3 steps to get your portfolio sorted out

Sep 27, 2016
 

Putting together a portfolio of investments is like building a home. Even if a house is filled with beautiful rooms that may not be enough: All those rooms need to work together to form a pleasing and useful whole. Investment portfolios work the same way.

In the same way, there’s more to successful portfolio building than picking good investments. Here is a basic primer on how to sort out your investments and give your portfolio clarity.

1)  Commit to a purpose.

Just as building a home begins with a blueprint, you need a pattern for your portfolio. The blueprint tells the builder to build a structure of a particular size and shape, with specific features, to suit the needs of its future owners. Similarly, your portfolio should suit your needs and specifications.

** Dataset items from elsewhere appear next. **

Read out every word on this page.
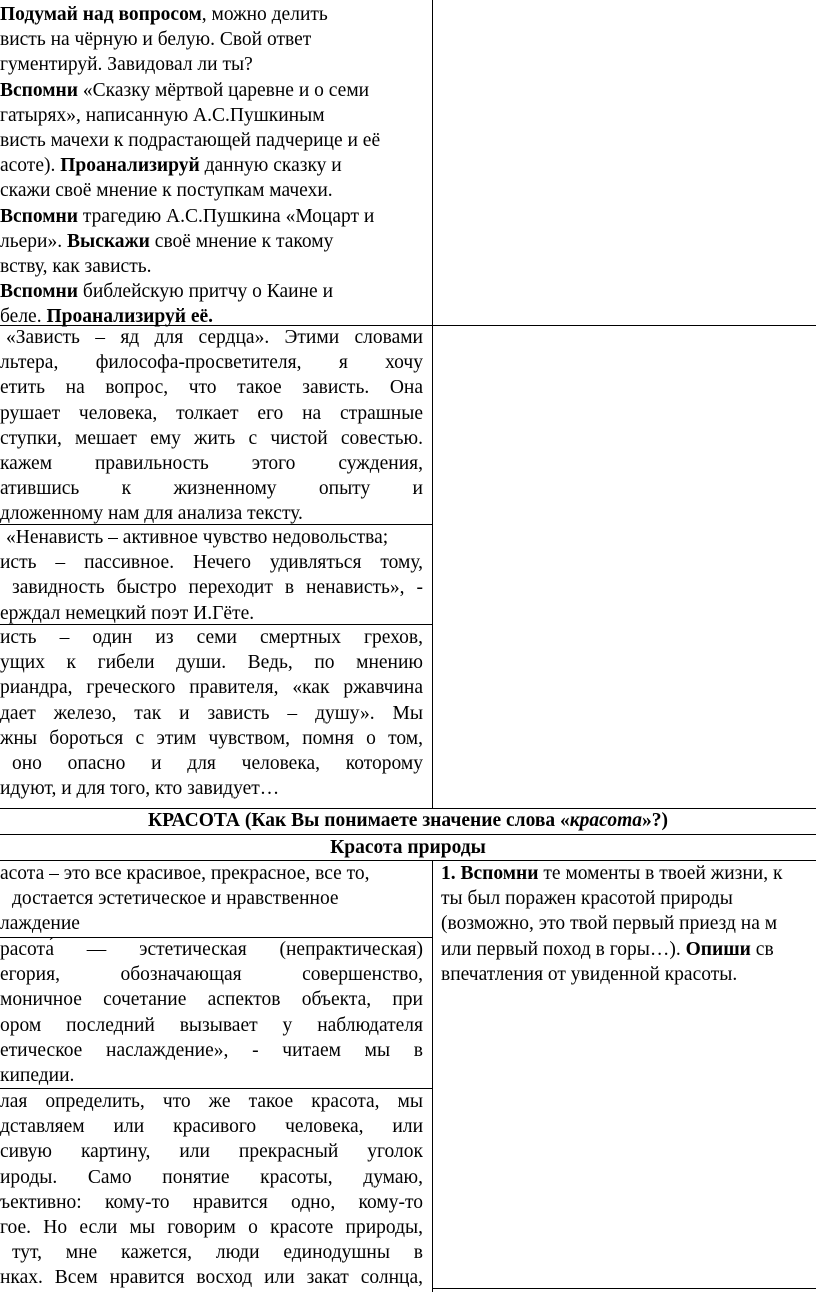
Подумай над вопросом, можно делить
висть на чёрную и белую. Свой ответ
гументируй. Завидовал ли ты?
Вспомни «Сказку мёртвой царевне и о семи
гатырях», написанную А.С.Пушкиным
висть мачехи к подрастающей падчерице и её
асоте). Проанализируй данную сказку и
скажи своё мнение к поступкам мачехи.
Вспомни трагедию А.С.Пушкина «Моцарт и
льери». Выскажи своё мнение к такому
вству, как зависть.
Вспомни библейскую притчу о Каине и
беле. Проанализируй её.
«Зависть – яд для сердца». Этими словами
льтера, философа-просветителя, я хочу
етить на вопрос, что такое зависть. Она
рушает человека, толкает его на страшные
ступки, мешает ему жить с чистой совестью.
кажем правильность этого суждения,
атившись к жизненному опыту и
дложенному нам для анализа тексту.
«Ненависть – активное чувство недовольства;
исть – пассивное. Нечего удивляться тому,
завидность быстро переходит в ненависть», -
ерждал немецкий поэт И.Гёте.
исть – один из семи смертных грехов,
ущих к гибели души. Ведь, по мнению
риандра, греческого правителя, «как ржавчина
дает железо, так и зависть – душу». Мы
жны бороться с этим чувством, помня о том,
оно опасно и для человека, которому
идуют, и для того, кто завидует…
КРАСОТА (Как Вы понимаете значение слова «красота»?)
Красота природы
асота – это все красивое, прекрасное, все то,
достается эстетическое и нравственное
лаждение
расота́ — эстетическая (непрактическая)
егория, обозначающая совершенство,
моничное сочетание аспектов объекта, при
ором последний вызывает у наблюдателя
етическое наслаждение», - читаем мы в
кипедии.
лая определить, что же такое красота, мы
дставляем или красивого человека, или
сивую картину, или прекрасный уголок
ироды. Само понятие красоты, думаю,
ъективно: кому-то нравится одно, кому-то
гое. Но если мы говорим о красоте природы,
тут, мне кажется, люди единодушны в
нках. Всем нравится восход или закат солнца,
1. Вспомни те моменты в твоей жизни, к
ты был поражен красотой природы
(возможно, это твой первый приезд на м
или первый поход в горы…). Опиши св
впечатления от увиденной красоты.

The best starting point is to think about why you're investing in the first place. Have an end goal. This would be very personal. Is it your retirement or your child's education or a second home? Your goals will give you the vital information needed to make a sound decision. How much money do you need to save? How much time do you have?

Once you get clarity on what you want to accomplish, you have a good idea of where you are heading and what it would take to get there. Once you figure out your time horizon, you can come to terms with how much of your investment can be put at risk. The closer your goal, the less you can afford to lose, so the focus should be more on preserving what you've made rather than on generating additional gains. The more time on your side, the more should be the tilt towards equity.

2) List what your already own.

Chances are you already have some investments. Now here is where you need to do some work. A successful portfolio is never thrown together haphazardly but constructed on a solid understanding of the components.

Can you explain how all your investments work together? Which are your core investments? Are you diversified? Do you have a lot of overlap? You must be able to answer those questions before you can see how (or even if) your portfolio fits your pattern.

To figure out exactly what you own, you could note down all your investments on a spreadsheet and calculate how much you have in various assets. Use Morningstar's Instant X-Ray to help you discover your portfolio’s asset mix, style-box breakdown, sector weightings, and so on and so forth.

You could weed out redundant investments. For instance, if you have three mid-cap funds, you probably don’t need all. But before you sell, ensure that you have held the units for at least a year to avoid short-term capital gains tax.

Check for 'holes' in your portfolio and fill them up. For instance, if you find all of your savings in fixed income instruments such as National Savings Certificate (NSC), Public Provident Fund (PPF), Employees Provident Fund (EPF) and bank deposits, ensure that future investments are channelised into equity to attain a balance.

Most importantly, ensure that your portfolio includes core holdings, those investments on which you're relying on most to help you meet your goals. Core investments should be the biggest part of your portfolio and should provide a foundation to build up upon.

3)  Decide on an asset allocation.

The heavy lifting of any financial plan starts well before individual investment selection. In other words, sensible portfolio construction must commence with asset allocation. Some financial experts believe that determining your asset allocation is the most important decision that you'll make with respect to your investments - that it is even more important than the individual investments you buy.

So how do you decide how much should find its way into into cash, debt, and equity?

One rule of thumb is to use your age as a guide. For instance, if you're 33 years old, put 33% of your portfolio into cash and bonds and the rest into stocks. But like all thumb rules, it has its limitations. Some investors might find that figure conservative. Others might find that it's too aggressive for their particular goal.

For instance, a 23-year old girl who has just got her first job may be saving Rs 2,000 every month for her retirement. In that case, the entire amount can be invested in a diversified equity fund. However, another 23-year old may be focused only on the downpayment for a home within the span of two years. In that case, the money should go into a fixed deposit or a short-term debt fund.

Let’s go back to the second point. Once you figure out your asset allocation, take a look at your current portfolio. If that doesn't match the asset allocation you laid out in your blueprint, shift assets around to tailor the mix.

Importantly, the more time on your side, the greater the potential exposure to equity. So you can see the importance of having a blueprint at hand to make a decision.